Apostas online custam R$ 30,6 bilhões por ano ao SUS
Só 1% da arrecadação das operadoras vai para o Ministério da Saúde; atendimentos por dependência cresceram 140% em cinco anos

As apostas online geram R$ 30,6 bilhões por ano em custos ao SUS.
Só 1% do valor arrecadado pelas operadoras de apostas é destinado ao Ministério da Saúde para mitigar esses danos.
Os custos incluem tratamentos para depressão, ansiedade e os impactos das mortes por suicídio.

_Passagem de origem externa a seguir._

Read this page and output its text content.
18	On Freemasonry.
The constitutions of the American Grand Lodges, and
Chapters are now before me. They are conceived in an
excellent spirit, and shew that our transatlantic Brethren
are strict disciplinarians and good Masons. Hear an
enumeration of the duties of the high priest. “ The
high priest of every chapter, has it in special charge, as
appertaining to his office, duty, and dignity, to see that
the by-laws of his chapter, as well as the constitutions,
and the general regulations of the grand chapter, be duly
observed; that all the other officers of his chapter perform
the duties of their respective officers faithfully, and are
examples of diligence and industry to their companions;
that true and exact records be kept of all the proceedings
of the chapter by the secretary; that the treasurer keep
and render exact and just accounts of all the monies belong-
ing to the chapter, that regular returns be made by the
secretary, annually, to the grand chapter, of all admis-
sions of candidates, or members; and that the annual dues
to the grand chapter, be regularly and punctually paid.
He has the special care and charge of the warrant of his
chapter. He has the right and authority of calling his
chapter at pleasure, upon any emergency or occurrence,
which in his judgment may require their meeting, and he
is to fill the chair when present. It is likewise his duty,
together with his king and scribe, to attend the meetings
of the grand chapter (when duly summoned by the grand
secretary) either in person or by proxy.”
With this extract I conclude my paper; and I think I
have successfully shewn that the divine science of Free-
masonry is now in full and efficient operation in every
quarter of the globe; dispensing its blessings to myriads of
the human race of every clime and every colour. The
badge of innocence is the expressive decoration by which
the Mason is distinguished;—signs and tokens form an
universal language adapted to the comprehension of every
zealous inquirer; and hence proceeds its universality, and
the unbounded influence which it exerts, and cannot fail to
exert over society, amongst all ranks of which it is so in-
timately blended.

Nos últimos cinco anos, houve aumento de 140% na busca por atendimento no SUS por dependência de apostas online e jogos de azar.
Marcelo Kimati, diretor de Saúde Mental do Ministério da Saúde, disse que o crescimento ocorreu em toda a Rede de Atenção Psicossocial e que, desde fevereiro, foi lançada uma porta de entrada eletrônica para atendimentos a jogos e apostas; 20 mil pessoas se cadastraram após fazerem um teste.
A capacidade de teleatendimento para jogos e apostas foi ampliada de 600 para até 100 mil atendimentos mensais, em parceria com a Agência Brasileira de Apoio à Gestão do SUS (AgSUS).
A plataforma de autoexclusão lançada pelo Ministério da Fazenda bloqueou mais de 5 milhões de CPFs em sites de apostas autorizados; mais de 1 milhão de usuários pediram autoexclusão e quase metade alegou problemas de saúde mental relacionados a apostas.
Gustavo Pereira, 24 anos, de Lages (SC), diz estar há cerca de dois meses sem apostar após perder R$ 500 mil em seis anos; ele usou a autoexclusão, voltou a vender café nas ruas e afirma que “essa ferramenta salvou minha vida”.
Carla Xavier, 41 anos, jogadora compulsiva e frequentadora do grupo Jogadores Anônimos, está há mais de um ano sem jogar e diz que o apoio da família foi crucial; a irmandade também oferece JOG-Anon, grupo para familiares e amigos.
A psicóloga Mariana Kehl recomenda que familiares atuem ao perceber sinais como isolamento, mudanças de humor e gastos maiores; o psiquiatra forense Hewdy Lobo aponta permissividade familiar no tempo de jogo de crianças como fator de risco; a especialista em direito digital Luana Mendes alerta que o comportamento — não o relógio — determina dependência.
O SUS oferece teleatendimento psicológico pelo portal Meu SUS Digital, atendimento presencial em Unidades Básicas de Saúde (UBSs) e Centros de Atenção Psicossocial (CAPs), e apoio também para familiares; o Centro de Valorização da Vida (CVV) atende pela internet e pelo número 188.
R$ 30,6 bilhões — custo anual ao SUS
1% — parte da arrecadação das operadoras destinada ao Ministério da Saúde
140% — aumento na busca por atendimento em cinco anos
20 mil — pessoas cadastradas na porta de entrada eletrônica desde fevereiro
600 → 100.000 — capacidade mensais de teleatendimentos ampliada
5 milhões — CPFs bloqueados na plataforma de autoexclusão
1 milhão — pedidos de autoexclusão (quase metade por problemas de saúde mental)
R$ 500 mil — perdas relatadas por Gustavo Pereira
“Desde fevereiro deste ano, quando nós criamos uma porta de entrada para atendimentos a jogos e apostas de forma eletrônica, nós tivemos uma procura de 20 mil pessoas que se cadastraram após fazerem um teste”, disse Marcelo Kimati.
A próxima etapa foi ampliar a capacidade de teleatendimento para até 100 mil atendimentos mensais em parceria com a AgSUS.